Volker Petersen, der beim Bundestags-Hearing als Vertreter des Deutschen Raiffeisenverbands auftrat, bezeichnete Direktzahlungen an landwirtschaftliche Betriebe auch über das Jahr 2013 hinaus für unverzichtbar. Und Gerd Sonnleitner, der Präsident des Deutschen Bauernverbandes, warb dafür, in der von Begriffen wie "Kürzen" und "Umverteilung" dominierten Diskussion den Nutzen der Landwirtschaft stärker hervorzuheben. Der Landespfleger Ulrich Jasper, im Bundestagsausschuss als Einzelsachverständiger geladen, plädierte indes für eine stärkere Bindung der Direktzahlungen an Kriterien, die die Ansprüche der Gesellschaft an die Landwirtschaft widerspiegeln sollten. Folkhard Isermeyer vom Wissenschaftlichen Beirat für Agrarpolitik verwies auf das neue Gutachten für das Landwirtschaftsministerium, das er gemeinsam mit 14 anderen Fachleuten gerade verfasst hat: Danach sind die 5,7 Milliarden Euro, die allein Deutschland für Direktzahlungen ausschüttet, wenig geeignet, die Ziele Ernährungssicherheit, Wettbewerbsfähigkeit und Ressourcenschutz/Biodiversität zu erreichen.

Europäische Kontroverse

Die Debatte spiegelt wider, was auch in Straßburg und Brüssel für Kontroversen sorgt. So fordert der CSU-Europaabgeordnete Albert Deß, dass die Direktzahlungen und die ländliche Entwicklung "Stützpfeiler für Europas Landwirte" bleiben müssen, damit die Bauern Planungssicherheit haben. Der Grünen-Europaabgeordnete Martin Häusling sagt hingegen: "Wir müssen die Mittel qualifizieren und nicht einfach Bauern Geld dafür geben, dass sie so und so viele Hektar bewirtschaften. Außerdem müssen wir sowohl die Orientierung am Weltmarkt in Frage stellen als auch die Förderwürdigkeit intensiver Formen von Landwirtschaft."
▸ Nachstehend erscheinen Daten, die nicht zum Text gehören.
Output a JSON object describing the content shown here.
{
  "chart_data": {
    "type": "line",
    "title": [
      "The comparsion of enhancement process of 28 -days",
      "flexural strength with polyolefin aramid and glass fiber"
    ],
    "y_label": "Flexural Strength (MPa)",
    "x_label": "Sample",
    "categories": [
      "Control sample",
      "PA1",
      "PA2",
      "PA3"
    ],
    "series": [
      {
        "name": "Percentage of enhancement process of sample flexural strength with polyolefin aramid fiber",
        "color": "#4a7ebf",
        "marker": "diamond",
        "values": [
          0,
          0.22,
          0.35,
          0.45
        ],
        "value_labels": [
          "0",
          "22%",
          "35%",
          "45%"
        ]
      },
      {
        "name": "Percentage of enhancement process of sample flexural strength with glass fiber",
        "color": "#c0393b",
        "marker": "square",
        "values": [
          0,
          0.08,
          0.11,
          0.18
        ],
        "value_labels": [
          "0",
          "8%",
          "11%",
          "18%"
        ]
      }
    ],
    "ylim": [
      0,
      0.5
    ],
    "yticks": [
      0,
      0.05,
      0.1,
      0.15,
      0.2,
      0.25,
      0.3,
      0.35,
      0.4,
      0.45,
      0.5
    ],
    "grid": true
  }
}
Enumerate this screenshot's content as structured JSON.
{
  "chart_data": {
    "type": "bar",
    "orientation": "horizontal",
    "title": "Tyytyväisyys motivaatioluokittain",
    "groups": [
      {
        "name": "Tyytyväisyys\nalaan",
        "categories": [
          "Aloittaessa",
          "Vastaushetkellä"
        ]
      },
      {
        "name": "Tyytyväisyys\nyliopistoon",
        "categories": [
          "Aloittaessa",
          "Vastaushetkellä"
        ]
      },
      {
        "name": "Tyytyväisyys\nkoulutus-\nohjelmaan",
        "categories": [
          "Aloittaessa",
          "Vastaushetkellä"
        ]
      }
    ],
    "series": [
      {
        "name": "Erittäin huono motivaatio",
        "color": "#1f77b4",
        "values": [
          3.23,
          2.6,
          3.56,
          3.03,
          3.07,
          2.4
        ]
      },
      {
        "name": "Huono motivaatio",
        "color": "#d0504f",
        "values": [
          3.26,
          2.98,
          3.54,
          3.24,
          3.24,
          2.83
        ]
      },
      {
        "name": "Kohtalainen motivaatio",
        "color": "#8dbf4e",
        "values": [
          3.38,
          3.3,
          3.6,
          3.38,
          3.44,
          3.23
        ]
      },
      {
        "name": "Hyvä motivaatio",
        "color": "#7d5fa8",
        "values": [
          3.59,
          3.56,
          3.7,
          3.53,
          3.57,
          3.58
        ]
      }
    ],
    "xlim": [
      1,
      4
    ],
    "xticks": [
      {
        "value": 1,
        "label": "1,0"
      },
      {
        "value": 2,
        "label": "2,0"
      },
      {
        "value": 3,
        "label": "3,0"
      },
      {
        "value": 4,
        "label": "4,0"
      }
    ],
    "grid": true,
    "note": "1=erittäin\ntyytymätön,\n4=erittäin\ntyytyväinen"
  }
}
Die SPD-Europaabgeordnete Ulrike Rodust rechnet trotz der absehbar hitzigen Auseinandersetzungen nicht damit, dass die stärkere Beteiligung des EU-Parlaments die Agrarpolitik bremsen oder lähmen wird. "Ich sehe da kein Problem, solange niemand bewusst etwas aufhält." Gleichzeitig ist Rodust zuversichtlich, dass Bundestag und Landtage von der stärkeren Rolle des Europäischen Parlaments in Agrarfragen profitieren. "Dort, wo Regierungen allein entscheiden, gibt es oft eine Neigung, sich in den Elfenbeinturm zurückzuziehen", sagt die Sozialdemokratin. Dagegen gebe es einen regen Informationsaustausch zwischen den Abgeordneten verschiedener politischer Ebenen.